The Birth and history of C Programming Language
















Dennis MacAlistair Ritchie (b. September 9, 1941; found dead October 12, 2011), was an American computer scientist who "helped shape the digital era." He created the C programming language and, with long-time colleague Ken Thompson. Ritchie and Thompson received the Turing Award from the ACM in 1983, the Hamming Medal from the IEEE in 1990 and the National Medal of Technology fromPresident Clinton in 1999. Ritchie was the head of Lucent Technologies System Software Research Department when he retired in 2007. He was the 'R' in K&R C and commonly known by his username dmr.


According to some, the Internet's birth was the birth of the C programming language, and the UNIX operating system.

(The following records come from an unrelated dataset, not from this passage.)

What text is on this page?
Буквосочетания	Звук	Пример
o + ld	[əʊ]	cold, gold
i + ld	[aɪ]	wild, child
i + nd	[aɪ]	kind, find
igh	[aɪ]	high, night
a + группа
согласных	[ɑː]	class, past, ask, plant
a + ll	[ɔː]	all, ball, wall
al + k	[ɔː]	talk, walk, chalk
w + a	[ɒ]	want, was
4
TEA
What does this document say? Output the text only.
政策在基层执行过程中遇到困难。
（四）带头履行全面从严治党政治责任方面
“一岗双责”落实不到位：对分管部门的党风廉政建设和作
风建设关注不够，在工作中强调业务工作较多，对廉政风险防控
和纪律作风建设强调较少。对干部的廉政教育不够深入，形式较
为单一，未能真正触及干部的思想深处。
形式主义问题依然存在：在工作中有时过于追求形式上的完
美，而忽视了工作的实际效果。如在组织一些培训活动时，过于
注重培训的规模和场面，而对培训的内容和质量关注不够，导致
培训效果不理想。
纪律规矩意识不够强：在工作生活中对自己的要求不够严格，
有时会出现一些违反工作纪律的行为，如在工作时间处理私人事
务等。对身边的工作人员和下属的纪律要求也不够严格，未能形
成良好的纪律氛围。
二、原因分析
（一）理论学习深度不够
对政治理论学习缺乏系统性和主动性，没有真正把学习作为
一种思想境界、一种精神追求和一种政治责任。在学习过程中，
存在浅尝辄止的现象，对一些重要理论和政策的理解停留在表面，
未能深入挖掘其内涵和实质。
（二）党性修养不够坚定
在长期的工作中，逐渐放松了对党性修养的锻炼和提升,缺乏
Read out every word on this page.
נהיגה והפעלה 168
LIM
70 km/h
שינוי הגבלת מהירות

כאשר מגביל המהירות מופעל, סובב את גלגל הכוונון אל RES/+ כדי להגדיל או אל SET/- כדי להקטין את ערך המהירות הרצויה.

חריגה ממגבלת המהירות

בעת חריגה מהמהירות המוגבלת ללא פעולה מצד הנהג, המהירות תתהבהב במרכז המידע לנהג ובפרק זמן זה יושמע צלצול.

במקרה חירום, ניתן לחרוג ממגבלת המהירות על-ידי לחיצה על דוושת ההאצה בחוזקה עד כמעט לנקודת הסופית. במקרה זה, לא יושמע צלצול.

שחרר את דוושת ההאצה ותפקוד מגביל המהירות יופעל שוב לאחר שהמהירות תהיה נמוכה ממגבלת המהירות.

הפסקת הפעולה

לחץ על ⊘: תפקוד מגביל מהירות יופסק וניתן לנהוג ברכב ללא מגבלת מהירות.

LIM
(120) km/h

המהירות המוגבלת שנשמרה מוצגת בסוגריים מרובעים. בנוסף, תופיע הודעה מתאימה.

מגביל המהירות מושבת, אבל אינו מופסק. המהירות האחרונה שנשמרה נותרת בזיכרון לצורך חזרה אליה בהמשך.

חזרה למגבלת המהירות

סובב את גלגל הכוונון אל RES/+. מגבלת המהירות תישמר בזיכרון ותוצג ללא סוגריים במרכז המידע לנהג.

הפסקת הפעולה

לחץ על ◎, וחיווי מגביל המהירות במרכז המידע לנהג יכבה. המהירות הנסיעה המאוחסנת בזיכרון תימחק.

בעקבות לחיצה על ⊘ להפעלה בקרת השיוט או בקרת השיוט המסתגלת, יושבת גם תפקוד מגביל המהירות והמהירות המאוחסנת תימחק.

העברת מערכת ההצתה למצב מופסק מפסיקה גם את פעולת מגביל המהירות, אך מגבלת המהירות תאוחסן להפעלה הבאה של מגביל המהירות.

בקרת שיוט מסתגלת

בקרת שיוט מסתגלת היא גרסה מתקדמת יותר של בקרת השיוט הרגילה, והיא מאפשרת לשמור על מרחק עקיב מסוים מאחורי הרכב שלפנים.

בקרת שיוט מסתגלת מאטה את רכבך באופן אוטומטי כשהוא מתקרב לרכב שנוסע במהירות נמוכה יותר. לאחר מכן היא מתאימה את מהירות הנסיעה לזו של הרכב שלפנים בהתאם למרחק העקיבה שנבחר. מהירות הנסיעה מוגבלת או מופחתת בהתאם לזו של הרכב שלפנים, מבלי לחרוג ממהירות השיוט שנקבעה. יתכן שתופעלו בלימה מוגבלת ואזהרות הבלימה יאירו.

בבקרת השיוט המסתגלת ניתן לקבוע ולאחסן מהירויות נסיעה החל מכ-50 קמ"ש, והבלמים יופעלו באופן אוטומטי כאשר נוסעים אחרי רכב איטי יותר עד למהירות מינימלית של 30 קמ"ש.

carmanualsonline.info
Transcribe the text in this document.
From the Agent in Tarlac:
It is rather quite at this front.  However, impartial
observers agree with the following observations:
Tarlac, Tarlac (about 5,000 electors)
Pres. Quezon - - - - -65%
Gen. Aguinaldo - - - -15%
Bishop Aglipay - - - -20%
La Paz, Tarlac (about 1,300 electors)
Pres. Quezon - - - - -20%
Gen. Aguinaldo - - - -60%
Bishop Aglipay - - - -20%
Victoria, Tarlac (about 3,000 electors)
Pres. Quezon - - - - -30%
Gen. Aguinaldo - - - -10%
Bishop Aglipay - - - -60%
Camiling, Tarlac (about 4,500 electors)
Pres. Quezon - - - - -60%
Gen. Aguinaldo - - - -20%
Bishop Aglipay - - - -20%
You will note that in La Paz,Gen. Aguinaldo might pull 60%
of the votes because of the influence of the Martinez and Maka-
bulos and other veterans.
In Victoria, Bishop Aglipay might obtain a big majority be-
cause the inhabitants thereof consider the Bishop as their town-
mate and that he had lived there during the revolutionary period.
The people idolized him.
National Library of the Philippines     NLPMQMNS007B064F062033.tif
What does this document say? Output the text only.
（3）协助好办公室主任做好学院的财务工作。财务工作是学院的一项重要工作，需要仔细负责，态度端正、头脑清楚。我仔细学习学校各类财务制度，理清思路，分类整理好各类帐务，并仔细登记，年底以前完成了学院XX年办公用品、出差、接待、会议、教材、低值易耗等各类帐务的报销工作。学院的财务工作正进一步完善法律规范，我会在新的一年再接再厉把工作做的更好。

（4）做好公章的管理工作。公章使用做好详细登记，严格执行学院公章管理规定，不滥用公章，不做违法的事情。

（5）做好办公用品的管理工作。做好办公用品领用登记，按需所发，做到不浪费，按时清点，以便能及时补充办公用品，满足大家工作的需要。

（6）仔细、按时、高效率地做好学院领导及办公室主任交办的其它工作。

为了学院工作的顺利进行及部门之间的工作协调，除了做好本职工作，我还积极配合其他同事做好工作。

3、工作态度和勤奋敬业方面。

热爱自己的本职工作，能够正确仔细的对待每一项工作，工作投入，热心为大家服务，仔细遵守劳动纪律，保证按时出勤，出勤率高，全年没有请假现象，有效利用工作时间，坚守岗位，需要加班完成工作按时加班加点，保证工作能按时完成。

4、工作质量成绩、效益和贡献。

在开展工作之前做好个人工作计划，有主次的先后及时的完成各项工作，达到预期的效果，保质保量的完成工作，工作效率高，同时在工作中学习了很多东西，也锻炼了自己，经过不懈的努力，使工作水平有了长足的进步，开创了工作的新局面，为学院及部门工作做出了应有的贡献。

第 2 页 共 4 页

Dennis Ritchie, and Ken Thompson worked together on the C programming language on some discarded DEC PDP-7 computers. Ken and Dennis are rumoured to have lots of fun in those days, and in creating and using this variant language loosely based on BCPL, developed by Martin Richards, and B, developed by Ken Thompson, Ken and Dennis not only developed C, but also helped develop the UNIX operating system, developed by Ken Thompson in 1970 using B.
As Ken and Dennis, working in California at Bell Labratories in Berkley, perfected their creation, the United States Department of Defence (the ARPA and later DARPA project) began to take notice of their work, and eventually became the clients of Bell Labratories in the early 1970s.
Ken's UNIX operating system was a perfect match to furthur the ARPA projects goal, and though Ken and Dennis had some great technology at their fingertips, it is also rumoured that Dennis, in his late twenties at the time, had much earlier created a "back-door" in the operating system so that he could get into any UNIX machine that he wanted to. This was by far probably the least malicious "back-door" to ever appear on any computer system, but, when the United Stated Department of Defence found out about this, the heads rolled and Dennis was out of a job to save face. He was quickly hired back, however, and (in 2004) is having an extremely successful career, and is the author of one of the most revered books in the history of programming languages: "the C Programming Language" by Brian Kernighan, and Dennis Ritchie published by Prentice Hall in 1978.
Even today UNIX, and C seem to never die out with at least millions of C programs written over the years, and C hugely anchored in all variants of UNIX that I know of, and certainly all variants of the popular Linux operating system (more on that later).
Thanks Ken, Brian, and Dennis for all your hard work over the years!